Conclusion: Despite a moderate BMI, the glycemic profile and advanced age place this cluster at high risk, requiring medical monitoring and targeted interventions focused on glycemic control and nutrition.

Cluster 1—Very Low Risk

Average profile: Age: 50 years, Blood Glucose: 110 mg/dL, HbA1c: 6.9%, BMI: 25.1, Physical Activity: low, Alcohol Consumption: low.
Explanation:
Blood glucose and HbA1c are close to normal, indicating minimal diabetes risk.
Age is slightly lower than that of Cluster 0.
Low physical activity could be a risk factor, but it is offset by a generally healthy metabolic profile.
Proportion of diabetics: 2.2% → almost no diabetics in this cluster.
Conclusion: This cluster represents a very low-risk population with an overall healthy profile.

Cluster 2—Very High Risk

Average profile: Age: 46 years, Blood Glucose: 129 mg/dL, HbA1c: 6.8%, BMI: 35.1, Physical Activity: low, Alcohol Consumption: moderate.
Explanation:
Despite a younger age, severe obesity (BMI > 35) dominates the risk profile.
Blood glucose and HbA1c are moderate but already above normal thresholds.
Low physical activity exacerbates metabolic risk.
Proportion of diabetics: 53.8% → this is the most affected cluster.
Conclusion: The combination of severe obesity, elevated blood glucose, and low physical activity places this cluster at very high risk for diabetes. Interventions should prioritize weight management, nutrition, and physical activity.

General Remarks:

KMeans clustering uses all standardized factors. Therefore, some clusters may exhibit high risk even if a single factor (such as age or blood glucose) is not maximal, because other factors compensate.
The profiles are consistent: a “young obese cluster with a high proportion of diabetics” (Cluster 2) and an “older cluster with moderate BMI” (Cluster 0) reflect realistic diabetes subpopulations.
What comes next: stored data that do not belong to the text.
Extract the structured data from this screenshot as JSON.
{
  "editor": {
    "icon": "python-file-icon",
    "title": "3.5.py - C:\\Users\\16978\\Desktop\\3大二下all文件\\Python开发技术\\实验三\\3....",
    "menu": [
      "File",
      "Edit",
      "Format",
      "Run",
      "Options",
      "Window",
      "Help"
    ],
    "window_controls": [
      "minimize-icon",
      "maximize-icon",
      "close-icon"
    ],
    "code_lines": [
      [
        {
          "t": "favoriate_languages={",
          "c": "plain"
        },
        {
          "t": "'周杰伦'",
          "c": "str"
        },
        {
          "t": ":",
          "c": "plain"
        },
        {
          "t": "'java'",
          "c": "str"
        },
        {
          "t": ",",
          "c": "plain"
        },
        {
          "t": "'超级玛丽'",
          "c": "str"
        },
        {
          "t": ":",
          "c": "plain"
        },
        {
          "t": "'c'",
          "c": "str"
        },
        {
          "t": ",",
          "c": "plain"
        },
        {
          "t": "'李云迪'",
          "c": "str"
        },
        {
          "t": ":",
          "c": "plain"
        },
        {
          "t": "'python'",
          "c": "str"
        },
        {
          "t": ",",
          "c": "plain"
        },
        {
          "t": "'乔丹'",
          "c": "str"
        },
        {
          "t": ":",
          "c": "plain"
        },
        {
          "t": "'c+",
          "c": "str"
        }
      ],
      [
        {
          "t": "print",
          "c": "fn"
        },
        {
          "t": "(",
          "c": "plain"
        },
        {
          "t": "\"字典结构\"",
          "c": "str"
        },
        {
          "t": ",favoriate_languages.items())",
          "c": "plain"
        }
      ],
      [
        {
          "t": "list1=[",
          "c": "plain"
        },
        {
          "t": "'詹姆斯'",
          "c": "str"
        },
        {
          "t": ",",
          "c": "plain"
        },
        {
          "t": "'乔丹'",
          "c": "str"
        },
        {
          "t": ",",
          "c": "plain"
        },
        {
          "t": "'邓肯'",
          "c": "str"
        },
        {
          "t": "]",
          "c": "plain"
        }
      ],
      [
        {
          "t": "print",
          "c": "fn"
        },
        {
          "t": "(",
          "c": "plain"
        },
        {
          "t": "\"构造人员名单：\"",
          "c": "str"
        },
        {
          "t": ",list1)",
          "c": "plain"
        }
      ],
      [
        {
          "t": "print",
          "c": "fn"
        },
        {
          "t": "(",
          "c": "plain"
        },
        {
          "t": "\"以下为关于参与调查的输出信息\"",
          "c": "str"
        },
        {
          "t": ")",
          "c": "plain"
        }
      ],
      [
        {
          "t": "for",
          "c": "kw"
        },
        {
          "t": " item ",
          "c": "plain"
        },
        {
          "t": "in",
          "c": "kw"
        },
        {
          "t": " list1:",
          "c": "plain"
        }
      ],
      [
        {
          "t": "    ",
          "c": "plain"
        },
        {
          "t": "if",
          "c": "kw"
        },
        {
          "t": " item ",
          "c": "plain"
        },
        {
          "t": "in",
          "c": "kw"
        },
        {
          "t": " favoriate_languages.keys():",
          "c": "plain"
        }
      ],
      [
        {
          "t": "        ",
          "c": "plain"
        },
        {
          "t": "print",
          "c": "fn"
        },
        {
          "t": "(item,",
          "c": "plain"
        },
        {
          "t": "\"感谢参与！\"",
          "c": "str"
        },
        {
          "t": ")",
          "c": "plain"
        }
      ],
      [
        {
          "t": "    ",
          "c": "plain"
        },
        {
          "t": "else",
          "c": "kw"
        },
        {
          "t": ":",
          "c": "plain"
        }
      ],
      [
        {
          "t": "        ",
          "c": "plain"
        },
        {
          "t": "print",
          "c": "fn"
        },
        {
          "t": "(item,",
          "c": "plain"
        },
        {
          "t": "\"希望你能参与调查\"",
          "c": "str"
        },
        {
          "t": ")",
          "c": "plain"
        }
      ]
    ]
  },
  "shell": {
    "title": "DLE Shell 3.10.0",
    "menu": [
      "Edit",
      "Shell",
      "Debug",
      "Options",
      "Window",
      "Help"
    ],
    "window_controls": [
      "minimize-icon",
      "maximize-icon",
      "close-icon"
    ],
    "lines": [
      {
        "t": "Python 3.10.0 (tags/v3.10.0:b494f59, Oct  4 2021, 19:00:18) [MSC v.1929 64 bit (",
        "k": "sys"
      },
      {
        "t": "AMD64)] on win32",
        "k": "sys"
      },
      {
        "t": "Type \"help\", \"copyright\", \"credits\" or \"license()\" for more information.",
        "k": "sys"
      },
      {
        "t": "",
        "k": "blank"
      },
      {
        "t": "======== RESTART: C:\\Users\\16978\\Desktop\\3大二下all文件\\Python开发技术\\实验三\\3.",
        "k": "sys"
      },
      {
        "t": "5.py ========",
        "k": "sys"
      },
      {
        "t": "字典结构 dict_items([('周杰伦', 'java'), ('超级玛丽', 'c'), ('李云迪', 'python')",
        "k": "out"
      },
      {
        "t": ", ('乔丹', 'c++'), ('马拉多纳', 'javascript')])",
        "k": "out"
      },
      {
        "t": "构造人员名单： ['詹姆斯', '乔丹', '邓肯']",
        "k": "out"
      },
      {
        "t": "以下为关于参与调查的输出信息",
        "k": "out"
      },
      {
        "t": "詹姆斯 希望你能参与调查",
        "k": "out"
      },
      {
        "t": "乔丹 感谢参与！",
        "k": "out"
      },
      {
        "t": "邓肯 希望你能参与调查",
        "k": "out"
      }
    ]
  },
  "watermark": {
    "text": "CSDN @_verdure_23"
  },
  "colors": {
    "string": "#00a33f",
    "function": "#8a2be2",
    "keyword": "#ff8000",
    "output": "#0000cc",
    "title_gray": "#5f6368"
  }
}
4.3.3. Hybrid KMeans + Logistic Regression

The KMeans model combined with logistic regression allowed the identification of three distinct clusters, each exhibiting specific diabetes-related risk profiles. This approach highlights the key variables unique to each group and facilitates targeted analysis.

Cluster 0 (Logistic Regression)

Interpretation:

The model shows excellent performance (accuracy 0.97). The diabetic class (1) is very well detected (recall 1.00) with good precision (0.93). The most influential variables are heredity, BMI, and blood glucose, which significantly increase the risk of diabetes. Paradoxically, HbA1c appears as a protective factor (negative coefficient).

Explanation:

This cluster groups a population where heredity and excess weight play a major role. The counterintuitive result for HbA1c is related to a particular distribution: some individuals with lower HbA1c may still be classified as diabetic due to very high BMI and blood glucose. This illustrates the limitation of global coefficients within a restricted cluster.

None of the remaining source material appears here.